Au milieu du XIXème siècle, l'affaire Grace Marks a défrayé la chronique canadienne. Voilà une jeune domestique de 16 ans, fraîche, vive et délicate, embarquée dans le double homicide de son employeur, M. Kinnear et de la femme de charge de la maisonnée, Nancy Montgomery. A ses côtés, le palefrenier et homme à tout faire, McDermott, est accusé avec elle. Il aurait tenu la hache mais c'est elle, Grace, qui aurait ourdi dans l'ombre pour éliminer ses supérieurs et s'enfuir plus riche de leurs possessions et de la liberté retrouvée. La postérité n'a jamais fait la lumière sur cette affaire. La justice, elle, a tout d'abord tranché en la défaveur des deux protagonistes et les a condamnés à la corde. Puis, face au mur de protestations élevé en faveur de Grace, elle a finalement commuté la peine de la jeune fille en prison à perpétuité.
Au moment où le roman de Margaret Atwood commence, Grace est incarcérée au pénitencier de Kingston depuis 1853, après un passage de quelques années en asile psychiatrique. Elle a une trentaine d'années et sa vie aura été aussi longue en prison qu'au dehors. Tandis qu'une troupe d'aficionados continue de militer en faveur de sa grâce, elle coud patiemment et sert la famille du gouverneur de la prison. Le révérend Verrinder, leader des militants, engage le docteur Simon Jordan afin que ce dernier détermine médicalement la responsabilité de Grace dans les meurtres jugés voilà quinze ans. Jordan entame donc une thérapie avec Grace, à base de suggestion par les légumes (savoureux !) et de paroles infinies. Il s'agit de dérouler le fil de la mémoire perdue pour tenter de comprendre, de mettre à jour et de libérer.

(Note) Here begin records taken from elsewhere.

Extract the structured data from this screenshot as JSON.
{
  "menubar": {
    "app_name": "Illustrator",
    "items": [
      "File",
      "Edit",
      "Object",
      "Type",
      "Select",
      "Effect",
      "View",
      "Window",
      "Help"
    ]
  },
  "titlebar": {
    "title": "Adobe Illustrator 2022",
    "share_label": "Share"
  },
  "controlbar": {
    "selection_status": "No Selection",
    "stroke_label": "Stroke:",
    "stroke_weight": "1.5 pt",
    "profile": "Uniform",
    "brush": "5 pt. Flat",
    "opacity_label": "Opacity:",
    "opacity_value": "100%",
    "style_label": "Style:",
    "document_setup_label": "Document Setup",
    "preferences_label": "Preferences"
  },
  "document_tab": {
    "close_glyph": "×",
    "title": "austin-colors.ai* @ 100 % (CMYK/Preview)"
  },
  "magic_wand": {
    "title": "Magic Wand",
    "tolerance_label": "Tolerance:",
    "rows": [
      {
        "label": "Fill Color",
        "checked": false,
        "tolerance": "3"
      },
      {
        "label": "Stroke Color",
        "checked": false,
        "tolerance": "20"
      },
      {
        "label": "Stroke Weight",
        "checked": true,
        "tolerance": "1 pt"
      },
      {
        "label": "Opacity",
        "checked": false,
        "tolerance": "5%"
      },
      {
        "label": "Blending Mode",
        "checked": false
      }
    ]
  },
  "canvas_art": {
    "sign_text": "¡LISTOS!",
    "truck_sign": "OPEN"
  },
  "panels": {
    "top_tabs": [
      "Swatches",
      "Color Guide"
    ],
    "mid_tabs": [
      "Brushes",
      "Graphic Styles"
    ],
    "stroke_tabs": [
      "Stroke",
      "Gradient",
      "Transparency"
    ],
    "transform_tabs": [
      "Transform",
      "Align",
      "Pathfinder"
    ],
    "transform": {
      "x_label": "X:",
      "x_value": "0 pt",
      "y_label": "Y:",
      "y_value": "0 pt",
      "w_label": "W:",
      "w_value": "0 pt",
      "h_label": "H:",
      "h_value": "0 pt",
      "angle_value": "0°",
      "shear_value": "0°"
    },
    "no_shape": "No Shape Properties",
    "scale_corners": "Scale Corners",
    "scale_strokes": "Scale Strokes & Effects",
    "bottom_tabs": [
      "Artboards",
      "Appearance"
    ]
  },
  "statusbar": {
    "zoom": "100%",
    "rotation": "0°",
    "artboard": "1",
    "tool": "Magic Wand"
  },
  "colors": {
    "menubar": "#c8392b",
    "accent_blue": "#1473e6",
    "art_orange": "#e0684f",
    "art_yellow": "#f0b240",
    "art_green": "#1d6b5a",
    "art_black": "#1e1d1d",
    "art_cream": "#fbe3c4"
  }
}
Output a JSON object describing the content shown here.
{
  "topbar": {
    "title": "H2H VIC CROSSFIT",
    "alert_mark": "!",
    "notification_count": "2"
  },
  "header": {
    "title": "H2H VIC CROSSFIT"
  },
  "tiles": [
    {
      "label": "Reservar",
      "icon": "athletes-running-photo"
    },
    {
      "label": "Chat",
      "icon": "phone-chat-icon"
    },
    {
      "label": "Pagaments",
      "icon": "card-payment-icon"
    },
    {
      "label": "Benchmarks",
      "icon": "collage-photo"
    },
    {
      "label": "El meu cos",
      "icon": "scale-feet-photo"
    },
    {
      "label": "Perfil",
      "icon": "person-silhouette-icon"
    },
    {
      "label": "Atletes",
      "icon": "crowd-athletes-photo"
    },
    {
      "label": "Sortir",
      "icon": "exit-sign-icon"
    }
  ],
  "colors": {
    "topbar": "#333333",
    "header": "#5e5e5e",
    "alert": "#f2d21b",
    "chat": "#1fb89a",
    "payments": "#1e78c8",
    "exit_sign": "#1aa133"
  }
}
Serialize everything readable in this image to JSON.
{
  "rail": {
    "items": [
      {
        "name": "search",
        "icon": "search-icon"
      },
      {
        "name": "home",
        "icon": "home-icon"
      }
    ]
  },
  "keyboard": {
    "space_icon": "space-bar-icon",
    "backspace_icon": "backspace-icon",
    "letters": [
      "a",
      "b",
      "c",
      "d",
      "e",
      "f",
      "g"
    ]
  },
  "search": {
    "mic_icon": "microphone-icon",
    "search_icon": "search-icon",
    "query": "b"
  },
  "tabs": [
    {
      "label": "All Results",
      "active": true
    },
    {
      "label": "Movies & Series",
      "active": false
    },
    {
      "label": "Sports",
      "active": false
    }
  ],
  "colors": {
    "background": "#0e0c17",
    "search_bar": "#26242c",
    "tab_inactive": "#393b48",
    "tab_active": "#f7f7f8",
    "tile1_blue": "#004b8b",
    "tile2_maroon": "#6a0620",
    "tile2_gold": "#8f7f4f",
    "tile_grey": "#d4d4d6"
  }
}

Comme beaucoup de lecteurs et lectrices, si j'en crois la blogosphère, je sors mitigée de cette longue lecture. A bien des égards, le roman a tout pour être passionnant. La construction narrative complexe - organisée autour de plusieurs motifs de courtepointe comme autant de chapitres éparpillés doivent former, cousus ensemble, la teneur d'un roman - et la langue de Margaret Atwood - différente en fonction des personnages à qui elle donne voix ou vision - révèlent indéniablement un talent et une intelligence littéraires de haut vol. Lorsqu'on pénètre dans l'univers de Grace Marks, narratrice principale, on ne peut qu'être désarçonné par un style oral, parfois bancal, et pourtant savamment dirigé. Par les mots avant tout, Atwood croque les personnages et permet au lecteur de les saisir dans toute leur ambiguïté. Grace, d'ailleurs, n'est pas la seule à être délicate à cerner. En contrepoint de son récit se profile le récit omniscient de la thérapie menée par le docteur Jordan, a priori très engagé dans sa recherche et ses projets d'avenir pour la psychiatrie ; progressivement sur la pente glissante d'actes peu honorables.
Ainsi, la véritable intelligence d'Atwood dans ce roman est d'articuler très finement le propos historique - le quotidien d'une certaine tranche de la population domestique canadienne issue de l'immigration puis le quotidien d'incarcération des femmes, le propos médical et la question de la responsabilité pénale en cas de troubles mentaux - la deuxième partie du XIXème est le terrain d'exploration de techniques et théories diverses en ce domaine, et une interrogation sur la nature de l'homme, sur sa complexité et sa duplicité.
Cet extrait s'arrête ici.